Talend Studio User Guide

Version
Cloud
7.3
Language
English
Product
Talend Big Data
Talend Big Data Platform
Talend Cloud
Talend Data Fabric
Talend Data Integration
Talend Data Management Platform
Talend Data Services Platform
Talend ESB
Talend MDM Platform
Talend Real-Time Big Data Platform
Module
Talend Studio
Content
Design and Development
Last publication date
2024-02-13
Available in...

Big Data

Big Data Platform

Cloud Big Data

Cloud Big Data Platform

Cloud Data Fabric

Data Fabric

Real-Time Big Data Platform

In Talend Studio, if there is no support for the Big Data Platform you want to use, follow the procedure explained below to add this distribution yourself to make it available to Studio.

In the current Studio version, you can use this procedure to add Cloudera and Hortonworks distributions only. This procedure uses Cloudera Data Platform to demonstrate how to add a dynamic distribution to Studio.

With this dynamic support feature, you are empowered with more agility and flexibility to use a Cloudera or a Hortonworks version that was not released the moment your Talend Studio was released, by adding this version yourself.

The dynamic distributions added this way are generally minor versions of a Talend-certified major release of your distribution. Talend relies on the distribution vendors' compatibility statements to ensure the compatibility of Studio with these minor versions and, by this measure, provides official support for the use cases that can be produced on these minor versions as well as on the Talend-certified versions. For more information about the Talend-certified distribution versions and Talend general support policy about the certified and the compatible versions, see Talend Installation Guide.
  • On the version list of the distributions, some versions are labeled Builtin. These versions were added by Talend via the Dynamic distribution mechanism and delivered with Studio when Studio was released. They are certified by Talend, thus officially supported and ready to use.
Note: For Cloudera distribution, Talend recommends you to use CDP 7.x built-in distributions rather than CDP dynamic distribution.

Procedure

  1. In the Integration perspective, click File > Edit Project properties to open the Project Settings dialog box.
  2. Click General > Dynamic distribution settings to open its view.
  3. From the Distribution drop-down list, select Cloudera Data Platform.
  4. Set up your local Nexus repository to store the dynamic distribution jar files to be downloaded.
    While not mandatory, this step allows other users or other Studio instances to download the same jar files much faster.
    1. Set up a proxy on your local Nexus repository and link this proxy to the dedicated Talend proxy: https://talend-update.talend.com/nexus/content/groups/dynamicdistribution/.
      The credentials to be used to connect to this Talend proxy are:
      • Username: studio-dl-client
      • Password: studio-dl-client

      When you create your local proxy, you need to define the credentials specific to this local proxy. For more information on how to create a Nexus proxy, see Proxy settings from the Nexus official documentation.

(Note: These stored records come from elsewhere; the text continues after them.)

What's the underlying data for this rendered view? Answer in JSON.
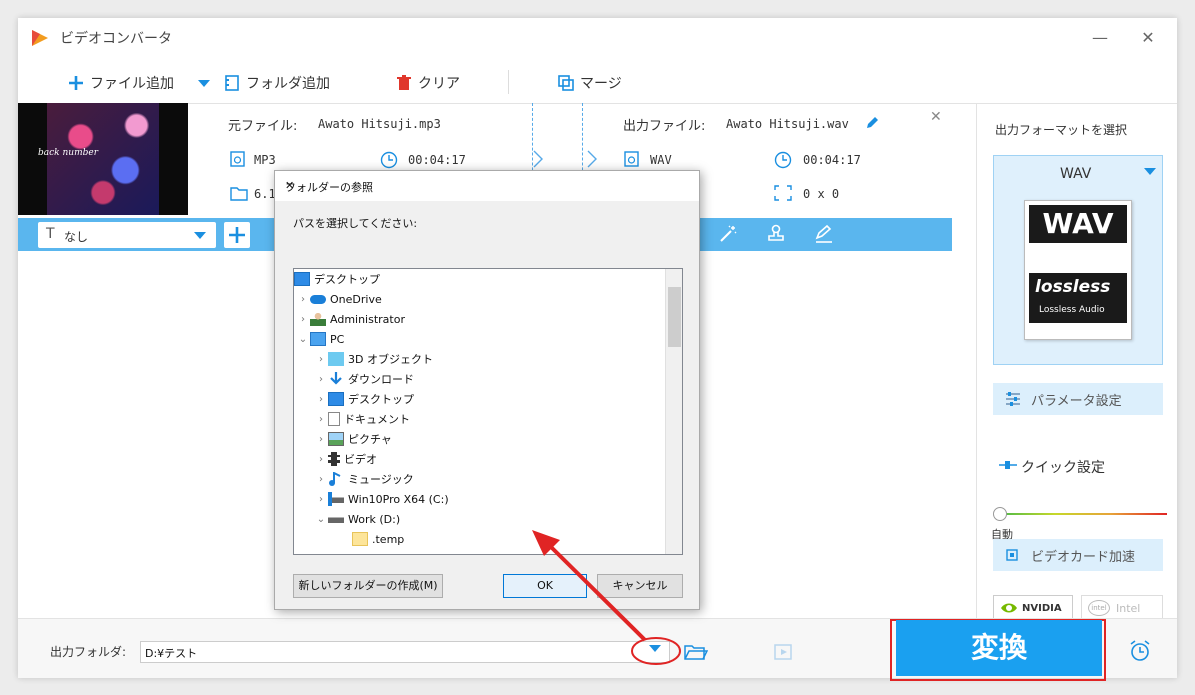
{
  "app": {
    "title": "ビデオコンバータ"
  },
  "toolbar": {
    "add_file": "ファイル追加",
    "add_folder": "フォルダ追加",
    "clear": "クリア",
    "merge": "マージ"
  },
  "file": {
    "source_label": "元ファイル:",
    "source_name": "Awato Hitsuji.mp3",
    "output_label": "出力ファイル:",
    "output_name": "Awato Hitsuji.wav",
    "source_format": "MP3",
    "source_duration": "00:04:17",
    "source_size": "6.1",
    "output_format": "WAV",
    "output_duration": "00:04:17",
    "output_resolution": "0 x 0",
    "thumb_caption": "back number"
  },
  "options": {
    "subtitle_value": "なし"
  },
  "sidebar": {
    "format_heading": "出力フォーマットを選択",
    "format_value": "WAV",
    "wav_badge": "WAV",
    "lossless_logo": "lossless",
    "lossless_sub": "Lossless Audio",
    "param_settings": "パラメータ設定",
    "quick_settings": "クイック設定",
    "slider_label": "自動",
    "gpu_accel": "ビデオカード加速",
    "nvidia": "NVIDIA",
    "intel": "Intel"
  },
  "bottom": {
    "output_folder_label": "出力フォルダ:",
    "output_path": "D:¥テスト",
    "convert_label": "変換"
  },
  "dialog": {
    "title": "フォルダーの参照",
    "prompt": "パスを選択してください:",
    "new_folder": "新しいフォルダーの作成(M)",
    "ok": "OK",
    "cancel": "キャンセル",
    "tree": [
      {
        "label": "デスクトップ",
        "icon": "desktop-icon"
      },
      {
        "label": "OneDrive",
        "icon": "cloud-icon"
      },
      {
        "label": "Administrator",
        "icon": "user-icon"
      },
      {
        "label": "PC",
        "icon": "pc-icon"
      },
      {
        "label": "3D オブジェクト",
        "icon": "cube-icon"
      },
      {
        "label": "ダウンロード",
        "icon": "download-icon"
      },
      {
        "label": "デスクトップ",
        "icon": "desktop-icon"
      },
      {
        "label": "ドキュメント",
        "icon": "document-icon"
      },
      {
        "label": "ピクチャ",
        "icon": "picture-icon"
      },
      {
        "label": "ビデオ",
        "icon": "video-icon"
      },
      {
        "label": "ミュージック",
        "icon": "music-icon"
      },
      {
        "label": "Win10Pro X64 (C:)",
        "icon": "drive-icon"
      },
      {
        "label": "Work (D:)",
        "icon": "drive-icon"
      },
      {
        "label": ".temp",
        "icon": "folder-icon"
      }
    ]
  },
  "colors": {
    "accent": "#1aa0f0",
    "highlight": "#e02424",
    "option_bar": "#5ab6ee"
  }
}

    2. Click General > Artifact Proxy Setting to open its view, select the Override default setup check box to activate the Repository field.
    3. In the Repository field, enter the URL of your local proxy and the credentials defined for this proxy.
    4. Click Check Connection to verify its connection status.
  5. Go back to the Dynamic distribution settings view and click Dynamic distribution setup.
  6. Select the Create new dynamic configuration radio button and click Refresh to display, on the Version drop-down list, the Cloudera versions that are available in the connected Cloudera repository.
  7. Select the Cloudera version for which you want to generate the configuration to be used by Studio.
  8. Click Finish.

    The Studio starts to retrieve the configuration files for this distribution from the Cloudera repository. This retrieval may take a while.

    Once done, the [Dynamic distribution setup] wizard is automatically closed to bring you back to the Dynamic distribution settings view. The newly generated "dynamic" distribution for the version you previously selected is displayed on the Version list.

  9. You can repeat the operations to add more versions if needs be. Otherwise, click Apply and Close to close the Project settings dialog box.

Results

You can then use this new version the same way as you use the built-in distributions provided along with Talend Studio which means you can:
  • Set up the connection to this dynamic distribution in the Repository and reuse this connection in Talend Jobs.

  • Directly use this dynamic distribution in your Jobs. If you build your Job to generate executable files in a zip and need to run the executable files on Windows, do not use the .bat script but use the .ps1 script.

Although you can usually export a Job with its dependencies such as a connection defined in the Repository, the connection to a dynamic distribution cannot be exported the same way. If you need to export such a connection, see Export or import the configuration of a dynamic Big Data platform distribution.